Australian Child Deaths
An estimated 1,900 Australians under the age of 19 have died while on antidepressants and antipsychotics. More than 30,700 under 18-year-olds were prescribed antidepressants in 2007-2008, including 550 aged 5 and under. Side effects include hallucinations, hostility, psychosis and suicide.
During the same period, more than 9,300 children under 18 – some as young as one – were prescribed antipsychotics, costing the government $3.4 million. Of the 477 deaths reported to the Australian Therapeutic Goods Administration (TGA) linked to antipsychotics, 15 were for ages 0 to 19, including intrauterine deaths. Experts estimate only 1 percent of Adverse Drug Reactions (ADRs) are reported to the TGA, so deaths could be as high as 1,500.
Common side effects of antipsychotics include excessive weight gain, life-threatening diabetes, and an irreversible neurological effect called Tardive Dyskinesia that manifests in uncontrollable twitching of the muscles and extremities and tongue movements. Another adverse effect, Neuroleptic malignant syndrome (NMS) can cause sudden death.1 Statistics the Citizens Commission on Human Rights obtained from the TGA in 2009 revealed 14 incidents of 10 to 19 year olds experiencing NMS were reported to it.

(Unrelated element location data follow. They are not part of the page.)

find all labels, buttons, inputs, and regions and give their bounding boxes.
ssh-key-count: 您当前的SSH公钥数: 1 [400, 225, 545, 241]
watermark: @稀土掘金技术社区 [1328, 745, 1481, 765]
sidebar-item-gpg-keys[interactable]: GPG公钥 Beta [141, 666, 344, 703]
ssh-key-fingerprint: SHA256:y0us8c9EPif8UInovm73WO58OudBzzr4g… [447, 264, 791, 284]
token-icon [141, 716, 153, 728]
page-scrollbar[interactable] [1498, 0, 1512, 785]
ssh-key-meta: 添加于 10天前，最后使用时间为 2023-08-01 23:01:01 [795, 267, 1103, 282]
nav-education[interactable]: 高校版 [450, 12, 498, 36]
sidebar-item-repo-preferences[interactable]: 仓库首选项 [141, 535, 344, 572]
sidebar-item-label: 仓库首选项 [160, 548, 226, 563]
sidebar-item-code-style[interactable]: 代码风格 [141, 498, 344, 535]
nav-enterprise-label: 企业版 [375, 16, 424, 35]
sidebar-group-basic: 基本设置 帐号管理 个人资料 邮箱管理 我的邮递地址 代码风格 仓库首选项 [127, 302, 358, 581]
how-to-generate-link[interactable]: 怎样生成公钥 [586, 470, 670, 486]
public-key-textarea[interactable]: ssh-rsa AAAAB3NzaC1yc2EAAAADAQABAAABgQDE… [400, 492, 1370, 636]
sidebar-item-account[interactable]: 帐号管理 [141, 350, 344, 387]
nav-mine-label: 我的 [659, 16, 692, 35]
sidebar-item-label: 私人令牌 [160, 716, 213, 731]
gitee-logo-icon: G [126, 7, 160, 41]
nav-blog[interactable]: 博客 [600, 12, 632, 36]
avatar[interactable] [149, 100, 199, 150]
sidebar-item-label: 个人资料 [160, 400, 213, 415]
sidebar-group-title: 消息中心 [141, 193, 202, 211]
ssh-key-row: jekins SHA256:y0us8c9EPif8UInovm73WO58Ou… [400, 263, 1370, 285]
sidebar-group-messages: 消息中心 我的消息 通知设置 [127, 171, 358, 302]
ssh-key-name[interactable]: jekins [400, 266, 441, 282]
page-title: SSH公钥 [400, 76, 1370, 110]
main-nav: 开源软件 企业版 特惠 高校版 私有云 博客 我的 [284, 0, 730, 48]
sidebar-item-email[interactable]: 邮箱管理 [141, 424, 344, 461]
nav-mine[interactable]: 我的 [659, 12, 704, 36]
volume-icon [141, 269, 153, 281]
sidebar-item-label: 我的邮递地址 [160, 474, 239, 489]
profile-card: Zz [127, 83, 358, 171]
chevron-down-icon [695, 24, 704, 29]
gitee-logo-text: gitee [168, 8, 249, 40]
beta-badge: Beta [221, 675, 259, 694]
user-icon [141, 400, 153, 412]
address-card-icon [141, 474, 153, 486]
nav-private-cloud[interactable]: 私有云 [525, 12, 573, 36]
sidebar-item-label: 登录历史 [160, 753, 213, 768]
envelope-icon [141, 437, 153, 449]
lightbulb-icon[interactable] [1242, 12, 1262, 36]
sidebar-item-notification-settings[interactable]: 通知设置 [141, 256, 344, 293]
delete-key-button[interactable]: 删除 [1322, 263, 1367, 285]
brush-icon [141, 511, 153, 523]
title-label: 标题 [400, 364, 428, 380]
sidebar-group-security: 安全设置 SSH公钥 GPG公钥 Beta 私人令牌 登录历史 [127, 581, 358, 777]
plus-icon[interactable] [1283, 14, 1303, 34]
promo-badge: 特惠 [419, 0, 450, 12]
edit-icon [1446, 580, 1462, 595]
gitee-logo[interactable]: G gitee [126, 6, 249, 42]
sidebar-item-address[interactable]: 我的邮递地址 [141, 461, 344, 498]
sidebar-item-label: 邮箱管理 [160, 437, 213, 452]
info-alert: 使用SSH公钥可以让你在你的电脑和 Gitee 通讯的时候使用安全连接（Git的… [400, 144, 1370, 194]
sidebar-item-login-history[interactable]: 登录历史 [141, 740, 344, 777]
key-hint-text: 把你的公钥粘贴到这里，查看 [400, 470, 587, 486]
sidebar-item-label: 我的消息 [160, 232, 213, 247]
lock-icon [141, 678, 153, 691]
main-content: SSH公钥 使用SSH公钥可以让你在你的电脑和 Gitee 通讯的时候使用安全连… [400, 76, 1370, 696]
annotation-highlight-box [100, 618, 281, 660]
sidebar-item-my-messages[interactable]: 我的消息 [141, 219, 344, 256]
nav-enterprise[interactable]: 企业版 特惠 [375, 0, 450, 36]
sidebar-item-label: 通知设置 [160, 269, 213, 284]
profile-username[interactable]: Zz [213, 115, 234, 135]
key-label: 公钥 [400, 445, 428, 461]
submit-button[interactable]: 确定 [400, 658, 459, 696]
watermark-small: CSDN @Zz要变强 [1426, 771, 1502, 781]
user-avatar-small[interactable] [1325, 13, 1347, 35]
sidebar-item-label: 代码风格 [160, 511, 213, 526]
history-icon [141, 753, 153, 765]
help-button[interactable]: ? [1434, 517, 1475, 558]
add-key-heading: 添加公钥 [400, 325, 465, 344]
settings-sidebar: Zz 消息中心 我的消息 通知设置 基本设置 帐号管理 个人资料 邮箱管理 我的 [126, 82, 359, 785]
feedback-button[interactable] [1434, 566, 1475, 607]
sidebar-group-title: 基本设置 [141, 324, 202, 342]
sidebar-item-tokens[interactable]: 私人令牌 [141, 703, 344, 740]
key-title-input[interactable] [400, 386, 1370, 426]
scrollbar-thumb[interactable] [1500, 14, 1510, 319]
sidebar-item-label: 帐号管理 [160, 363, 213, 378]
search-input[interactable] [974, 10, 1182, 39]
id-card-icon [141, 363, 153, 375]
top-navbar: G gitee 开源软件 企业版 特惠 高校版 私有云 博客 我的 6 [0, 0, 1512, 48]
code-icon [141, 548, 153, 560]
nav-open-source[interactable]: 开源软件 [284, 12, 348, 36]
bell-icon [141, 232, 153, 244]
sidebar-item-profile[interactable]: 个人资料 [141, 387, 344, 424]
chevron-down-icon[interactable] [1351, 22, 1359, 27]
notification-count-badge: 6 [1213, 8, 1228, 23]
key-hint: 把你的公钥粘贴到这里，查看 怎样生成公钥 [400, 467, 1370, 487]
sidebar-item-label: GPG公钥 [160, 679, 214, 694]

The psychiatric drug abuse of young Australians prompted one Western Australian MP recently to call for a national inquiry into the use of psychotropic drugs in children. To date, the federal government has yet to act.
Instead, it has potentially exacerbated the situation, handing over more than one hundred million taxpayer dollars to Patrick McGorry, Professor of Youth Mental Health at the University of Melbourne, Executive Director of ORYGEN Research Centre, and founder of the youth mental health centre chain, headspace.